As you have probably noticed, we are absolutely addicted to snorkeling at the Great Barrier Reef, with its magical sights and endless discoveries. We have done dozens and dozens of snorkels and never tire of the experience, and we hope you don’t grow tired of our posts.
We feel so privileged to be out there and are amazed at the health of the reef in the areas we have visited to date. It seems the damage to the reef is more localised than we expected. But we are very much aware it is all very fragile and we cannot be complacent.
Take Flynn Reef for example, where we have spent three days: there are areas of rubble, more so than at Milln Reef, but it appears to be storm damage rather than bleaching or crown of thorn starfish predation.
Flynn Reef is one of the outer most reefs on the edge of the continental shelf and the Coral Sea Trench. Because of its location, it feels remote, wild; it feels deep and immense; it feels different to any other reef we have been to with its great visibility and dramatic underwater seascapes.
It is the sheer size of what you are navigating through that seems most striking here: huge boulder corals, terraces of coral plates, deep trenches, big drops, and all surrounded by deeper water. You do have to dive down further, but it is so worth the effort. And the water is so blue and so clear!
It is brimming with colour and fish: large schools patrolling the trenches, a greater variety of fish of all sizes, many we had not seen before.
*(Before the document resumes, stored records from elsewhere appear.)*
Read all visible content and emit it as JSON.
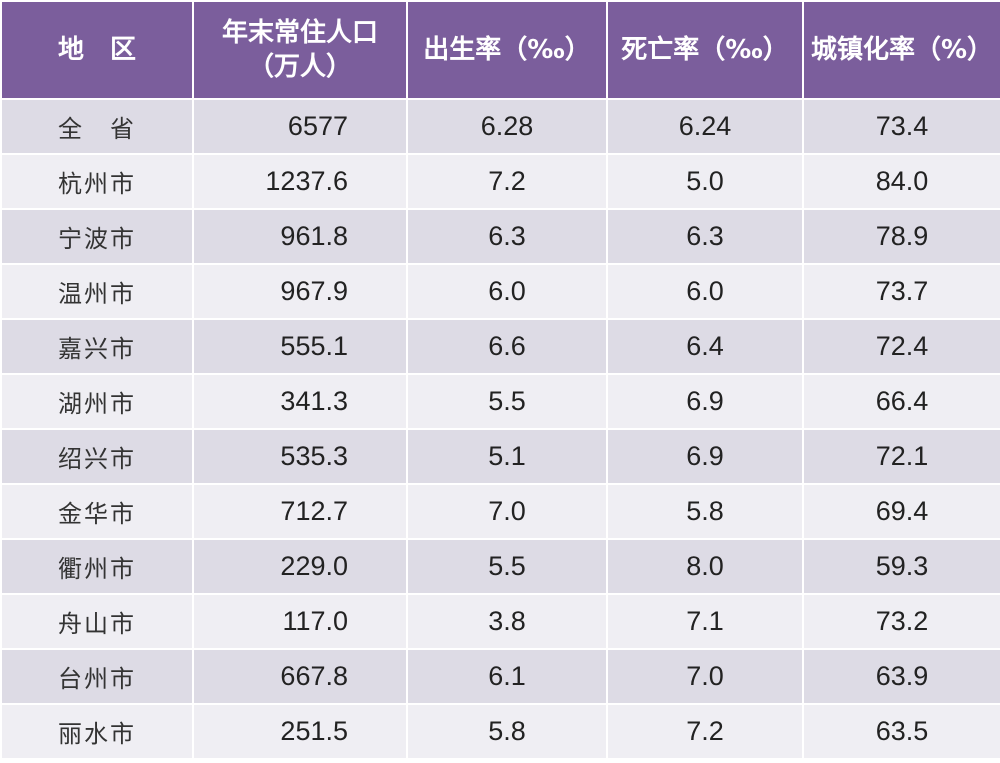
{
  "chart_data": {
    "type": "table",
    "columns": [
      {
        "label_lines": [
          "地　区"
        ]
      },
      {
        "label_lines": [
          "年末常住人口",
          "（万人）"
        ]
      },
      {
        "label_lines": [
          "出生率（‰）"
        ]
      },
      {
        "label_lines": [
          "死亡率（‰）"
        ]
      },
      {
        "label_lines": [
          "城镇化率（%）"
        ]
      }
    ],
    "rows": [
      {
        "region": "全　省",
        "population": "6577",
        "birth_rate": "6.28",
        "death_rate": "6.24",
        "urbanization": "73.4"
      },
      {
        "region": "杭州市",
        "population": "1237.6",
        "birth_rate": "7.2",
        "death_rate": "5.0",
        "urbanization": "84.0"
      },
      {
        "region": "宁波市",
        "population": "961.8",
        "birth_rate": "6.3",
        "death_rate": "6.3",
        "urbanization": "78.9"
      },
      {
        "region": "温州市",
        "population": "967.9",
        "birth_rate": "6.0",
        "death_rate": "6.0",
        "urbanization": "73.7"
      },
      {
        "region": "嘉兴市",
        "population": "555.1",
        "birth_rate": "6.6",
        "death_rate": "6.4",
        "urbanization": "72.4"
      },
      {
        "region": "湖州市",
        "population": "341.3",
        "birth_rate": "5.5",
        "death_rate": "6.9",
        "urbanization": "66.4"
      },
      {
        "region": "绍兴市",
        "population": "535.3",
        "birth_rate": "5.1",
        "death_rate": "6.9",
        "urbanization": "72.1"
      },
      {
        "region": "金华市",
        "population": "712.7",
        "birth_rate": "7.0",
        "death_rate": "5.8",
        "urbanization": "69.4"
      },
      {
        "region": "衢州市",
        "population": "229.0",
        "birth_rate": "5.5",
        "death_rate": "8.0",
        "urbanization": "59.3"
      },
      {
        "region": "舟山市",
        "population": "117.0",
        "birth_rate": "3.8",
        "death_rate": "7.1",
        "urbanization": "73.2"
      },
      {
        "region": "台州市",
        "population": "667.8",
        "birth_rate": "6.1",
        "death_rate": "7.0",
        "urbanization": "63.9"
      },
      {
        "region": "丽水市",
        "population": "251.5",
        "birth_rate": "5.8",
        "death_rate": "7.2",
        "urbanization": "63.5"
      }
    ]
  },
  "colors": {
    "header_bg": "#7b5e9c",
    "header_text": "#ffffff",
    "row_band_dark": "#dddbe5",
    "row_band_light": "#efeef3",
    "cell_text": "#222222"
  }
}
Have a look at these. First, a few of the species that were new to us. Click on the first image to display in full screen slide show and to see the name of the species.
And we still like the old favourites, even if we see them often:
We were the only yacht at Flynn Reef. Two or three dive boats visited there for a few hours but moved on. We dived in different spots each day, we fished, we cleaned the hulls, sea birds came to rest on Anui, we washed their droppings off the deck, Wade caught a large coral trout on the line – so tasty and it fed us for four meals!
It felt a little eerie at night, knowing we were alone out in the middle of the ocean, with the wind through the rigging, the water slapping at the hulls and the constant movement. But that is part of the reef experience. We felt safe, being on a public mooring, despite less than ideal conditions.